Deep inside don't we all feel a desperate need to be more open to the wonders we have inadvertently closed ourselves off to due to having booked our calendar full without leaving any room for the flow of leisurely serendipity in our lives? God has endowed us with free will. We can choose to spend our lives running rabbit trails, if we wish.
Luck and Divine serendipity are very different. Luck is random good fortune, if there is even such a thing as luck. Serendipity is finding something wonderful that I didn’t know I was looking for or needed, but God had it on His agenda for me from the beginning. I could miss it. If I deliberately surrender myself totally to the will of God, I allow Him to put all His serendipity ducks in a row for me to bring me to the right place at the right time in His perfect plan.
A casual lunch engagement might surprise me with an unfolding relationship with someone I have just met who turns out to be a soul mate as time goes on. I might have been walking through "an ordinary field" one day and found "a treasure." An offhand comment by someone may lead me to a window of opportunity of which I never dreamt.
Holy Spirit serendipity arranges circumstances behind the scenes, opens doors, gives incredible life abundant pleasure to me, brings balm to heal my hurts, wisdom to my life—or draws me into the orbit of someone else who needs my encouragement or help. When such Divine serendipity occurs, in retrospect I know from Whom it comes—it is not by chance or by my self-planning. And I thank Him to Whom credit is due.

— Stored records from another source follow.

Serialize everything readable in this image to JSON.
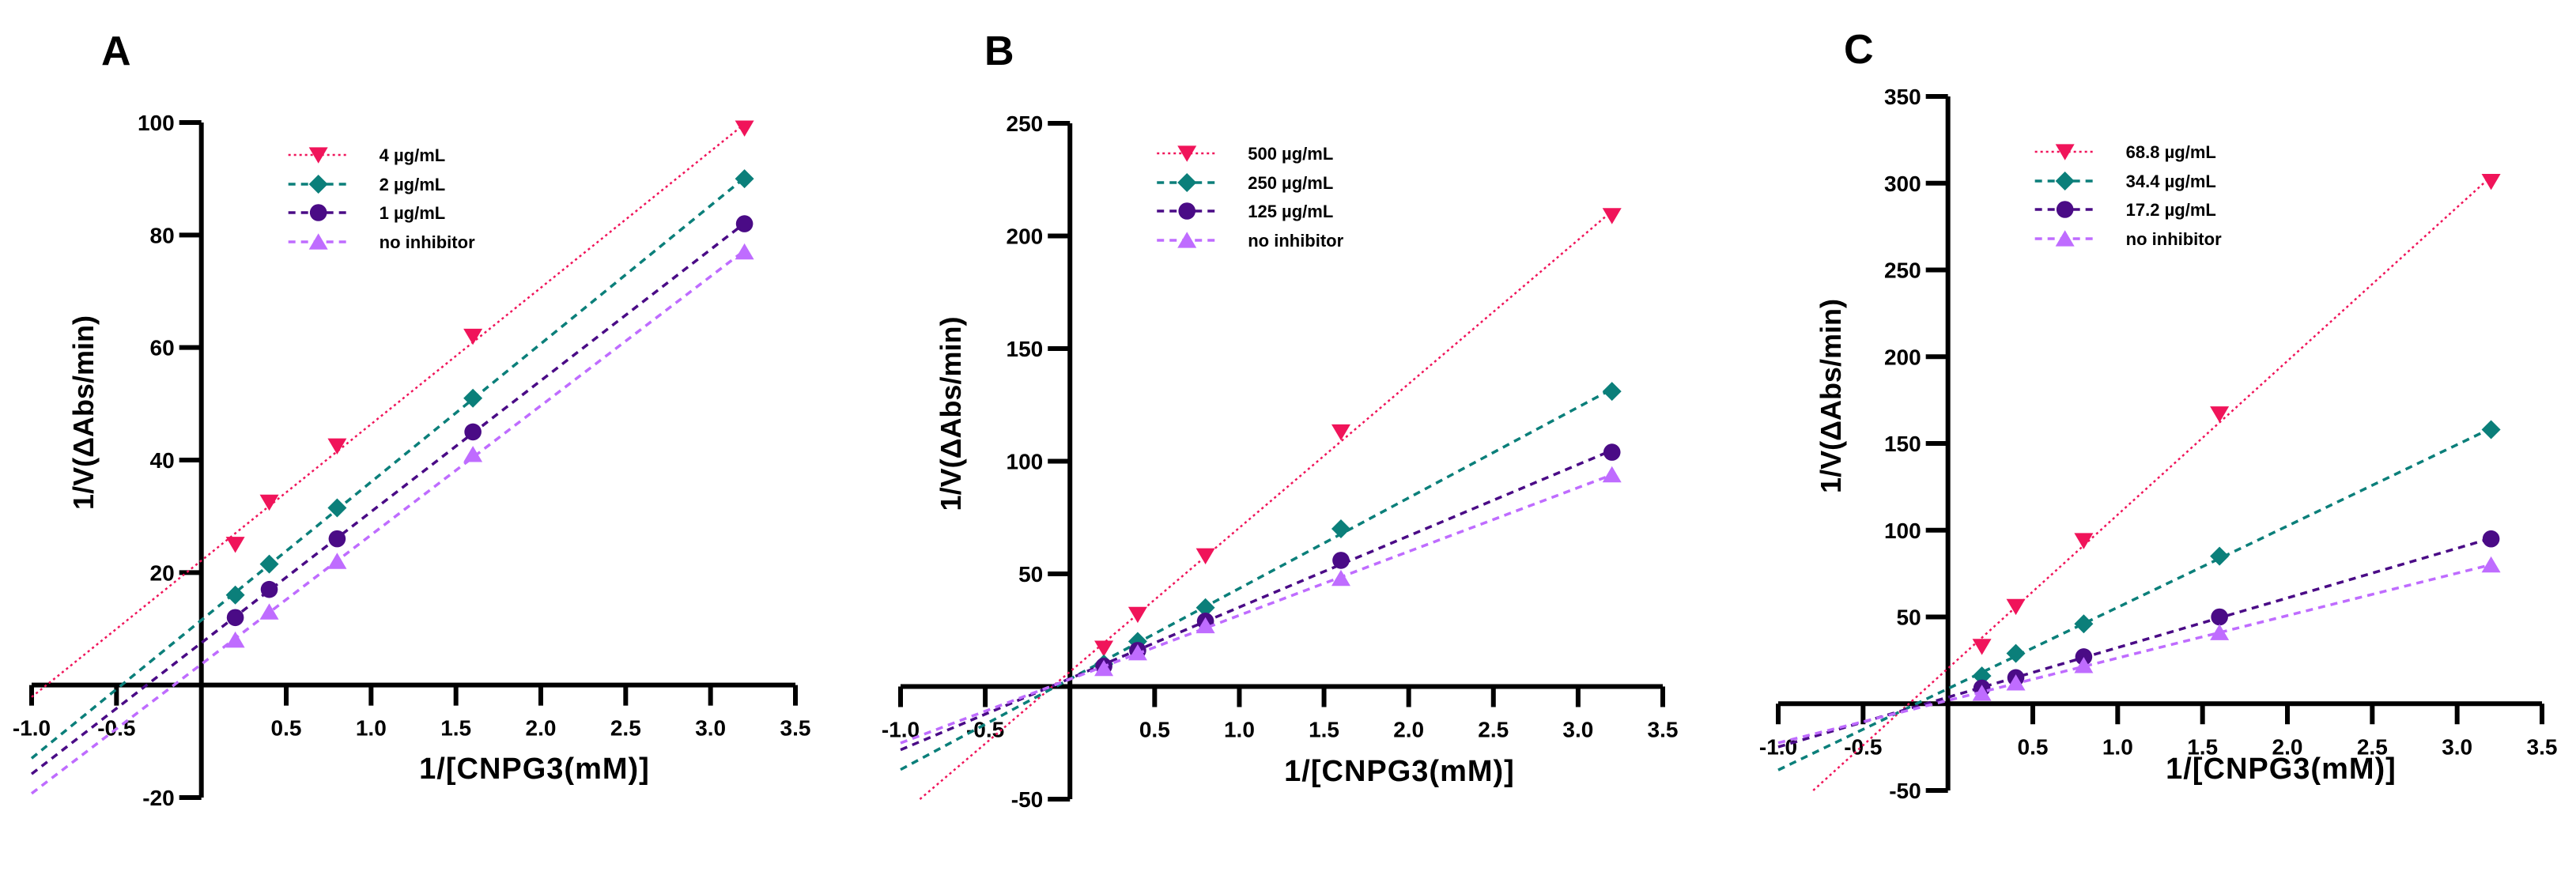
{
  "chart_data": [
    {
      "type": "line",
      "panel_label": "A",
      "xlabel": "1/[CNPG3(mM)]",
      "ylabel": "1/V(ΔAbs/min)",
      "xlim": [
        -1.0,
        3.5
      ],
      "ylim": [
        -20,
        100
      ],
      "xticks": [
        "-1.0",
        "-0.5",
        "0.5",
        "1.0",
        "1.5",
        "2.0",
        "2.5",
        "3.0",
        "3.5"
      ],
      "xtick_values": [
        -1.0,
        -0.5,
        0.5,
        1.0,
        1.5,
        2.0,
        2.5,
        3.0,
        3.5
      ],
      "yticks": [
        "-20",
        "20",
        "40",
        "60",
        "80",
        "100"
      ],
      "ytick_values": [
        -20,
        20,
        40,
        60,
        80,
        100
      ],
      "legend_position": "top-left",
      "x": [
        0.2,
        0.4,
        0.8,
        1.6,
        3.2
      ],
      "series": [
        {
          "name": "4 µg/mL",
          "marker": "triangle-down",
          "color": "#f0145a",
          "values": [
            25,
            32.5,
            42.5,
            62,
            99
          ]
        },
        {
          "name": "2 µg/mL",
          "marker": "diamond",
          "color": "#0b7f7a",
          "values": [
            16,
            21.5,
            31.5,
            51,
            90
          ]
        },
        {
          "name": "1 µg/mL",
          "marker": "circle",
          "color": "#4a0b86",
          "values": [
            12,
            17,
            26,
            45,
            82
          ]
        },
        {
          "name": "no inhibitor",
          "marker": "triangle-up",
          "color": "#bf6cff",
          "values": [
            8,
            13,
            22,
            41,
            77
          ]
        }
      ]
    },
    {
      "type": "line",
      "panel_label": "B",
      "xlabel": "1/[CNPG3(mM)]",
      "ylabel": "1/V(ΔAbs/min)",
      "xlim": [
        -1.0,
        3.5
      ],
      "ylim": [
        -50,
        250
      ],
      "xticks": [
        "-1.0",
        "-0.5",
        "0.5",
        "1.0",
        "1.5",
        "2.0",
        "2.5",
        "3.0",
        "3.5"
      ],
      "xtick_values": [
        -1.0,
        -0.5,
        0.5,
        1.0,
        1.5,
        2.0,
        2.5,
        3.0,
        3.5
      ],
      "yticks": [
        "-50",
        "50",
        "100",
        "150",
        "200",
        "250"
      ],
      "ytick_values": [
        -50,
        50,
        100,
        150,
        200,
        250
      ],
      "legend_position": "top-left",
      "x": [
        0.2,
        0.4,
        0.8,
        1.6,
        3.2
      ],
      "series": [
        {
          "name": "500 µg/mL",
          "marker": "triangle-down",
          "color": "#f0145a",
          "values": [
            17,
            32,
            58,
            113,
            209
          ]
        },
        {
          "name": "250 µg/mL",
          "marker": "diamond",
          "color": "#0b7f7a",
          "values": [
            10,
            20,
            35,
            70,
            131
          ]
        },
        {
          "name": "125 µg/mL",
          "marker": "circle",
          "color": "#4a0b86",
          "values": [
            9,
            16,
            29,
            56,
            104
          ]
        },
        {
          "name": "no inhibitor",
          "marker": "triangle-up",
          "color": "#bf6cff",
          "values": [
            8,
            15,
            27,
            48,
            94
          ]
        }
      ]
    },
    {
      "type": "line",
      "panel_label": "C",
      "xlabel": "1/[CNPG3(mM)]",
      "ylabel": "1/V(ΔAbs/min)",
      "xlim": [
        -1.0,
        3.5
      ],
      "ylim": [
        -50,
        350
      ],
      "xticks": [
        "-1.0",
        "-0.5",
        "0.5",
        "1.0",
        "1.5",
        "2.0",
        "2.5",
        "3.0",
        "3.5"
      ],
      "xtick_values": [
        -1.0,
        -0.5,
        0.5,
        1.0,
        1.5,
        2.0,
        2.5,
        3.0,
        3.5
      ],
      "yticks": [
        "-50",
        "50",
        "100",
        "150",
        "200",
        "250",
        "300",
        "350"
      ],
      "ytick_values": [
        -50,
        50,
        100,
        150,
        200,
        250,
        300,
        350
      ],
      "legend_position": "top-left",
      "x": [
        0.2,
        0.4,
        0.8,
        1.6,
        3.2
      ],
      "series": [
        {
          "name": "68.8 µg/mL",
          "marker": "triangle-down",
          "color": "#f0145a",
          "values": [
            33,
            56,
            94,
            167,
            301
          ]
        },
        {
          "name": "34.4 µg/mL",
          "marker": "diamond",
          "color": "#0b7f7a",
          "values": [
            16,
            29,
            46,
            85,
            158
          ]
        },
        {
          "name": "17.2 µg/mL",
          "marker": "circle",
          "color": "#4a0b86",
          "values": [
            9,
            15,
            27,
            50,
            95
          ]
        },
        {
          "name": "no inhibitor",
          "marker": "triangle-up",
          "color": "#bf6cff",
          "values": [
            6,
            12,
            22,
            41,
            80
          ]
        }
      ]
    }
  ]
}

The anticipation of daily Divine serendipity is what wakes me in the morning to enthusiastically and expectantly ask, “What have You planned for us to do today, Lord? I want to give You pleasure and I am ready to receive Your serendipity blessings. Keep me from the rabbit trails of my self-will.”
Then I put my feet on the floor and prepare to watch Him work out my multi-trailed day in His Divine serendipity way!